At first we saw only small huts that the famers used during summer but the houses became larger and greater in number and we realised that they were used in winter for cross country skiing.
And there was still plenty of snow too, up there on the pass.   The road was quite decent, and wide enough to pass oncoming traffic easily.
 Once we dropped down onto the 7, we went past a downhill ski resort.  Coffee time.  Unfortunately we chose to buy coffee at a service station.  It was undrinkable.  A great disappointment, as more than two hours had gone by since we first felt the need for a coffee.  Oh well.

So we continued on, with the road going downhill, and through many, many tunnels.  Norway must be experts on tunnelling, as they have tunnels that twist around and around, have roundabouts in them, climb uphill or go downhill, and go deep down under the Oslofjord even.  Some were brightly lit and others were so dark, they were quite scary.

We drove further than we planned, and eventually we stopped at a friendly little campsite on the edge of Tyrifjorden.  I reversed onto this pitch without hesitation.  But we needed to use the mover this morning due to another caravan that came in after us.  It was parked close beside us, and stayed hitched up to the car which hung over the road, just enough to block an easy exit.  Another chance to show off the caravan mover.
The view of the fjord.
 In order to celebrate our last night in Norway, I cooked the Norwegian's favourite takeaway, a hot dog wrapped in bacon.  Double fat there.    I only had enough bacon for two hot dogs, and I admit the bacon certainly complemented the hot dogs, which were a great improvement on English hot dogs.   On a positive note also, we could read that they contained 70% pork,  but all the other ingredients were unknown, thank goodness.
So this afternoon we left Norway, sadly.  We only saw a small part really, but it was beautiful, breathtakingly beautiful.  It was not a difficult country to tow a caravan in either, once you sorted out which roads to take, but most busy roads around fjords were best avoided, either in a motorhome or car and caravan, due to the narrowness, but connecting roads were fine.
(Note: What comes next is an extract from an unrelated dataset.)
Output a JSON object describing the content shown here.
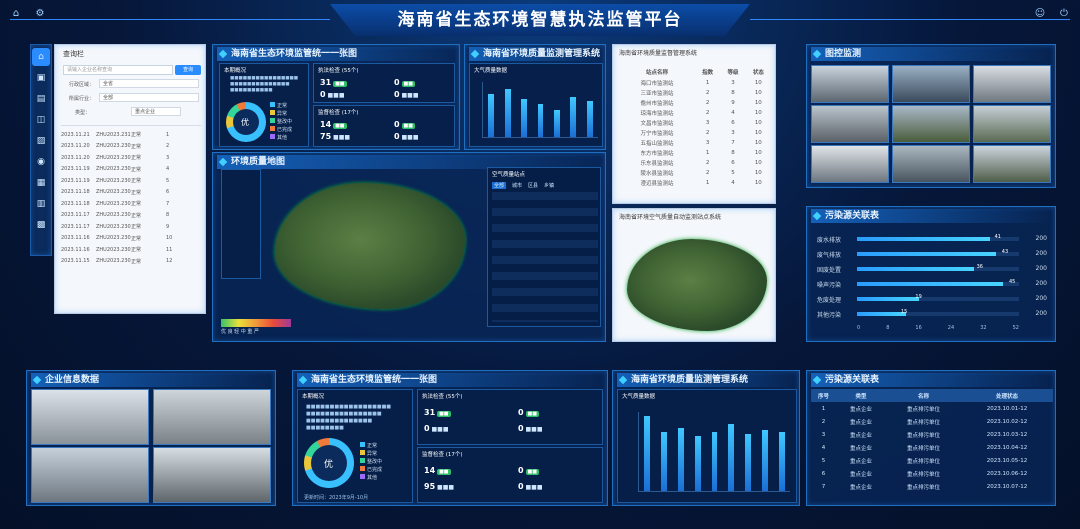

An expensive country to visit, there was no doubt about that, but by planning carefully it was possible to lower the costs somewhat.  We found that by staying in camping grounds, buying food from local supermarkets and packing a lunch each day, lowered the cost immensely.  We also bought no alcohol, sparkling water or soft drinks.  Coffee was expensive, and we limited that to one a day.  People can free camp in Norway, and we could see that was a popular way of travelling the country.  If we still had our motorhome we would have done likewise.

But not everyone has a motorhome, or a caravan, or a tent, or the time to take such a long holiday as the distance to drive there, is great, even with the help of ferries.   I felt taking a coach tour of Norway would be tortuous, sitting in a coach for hours on end as it slowly drove around those twisty narrow roads.

However, taking a cruise would be the most relaxing and enjoyable way to see the fjords as the ships sail right into the remotest corners.  And there are plenty of cruises to chose from too.

For people, for whom money is plentiful,  staying in hotels and eating at restaurants is not a great problem.  But for most of us, Norway on a budget, takes much planning, ingenuity and organisation.

I must add before I forget, that most people speak English, which greatly helps us lazy English people.  Also the Norwegian language has many similaries to English, so translating signs and instructions is really easy.  Even the spoken language has similar inflections and words.  But then some of our English words have their origin in Norway.   A Viking legacy.

Goodbye to Norway, a beautiful and enthralling country.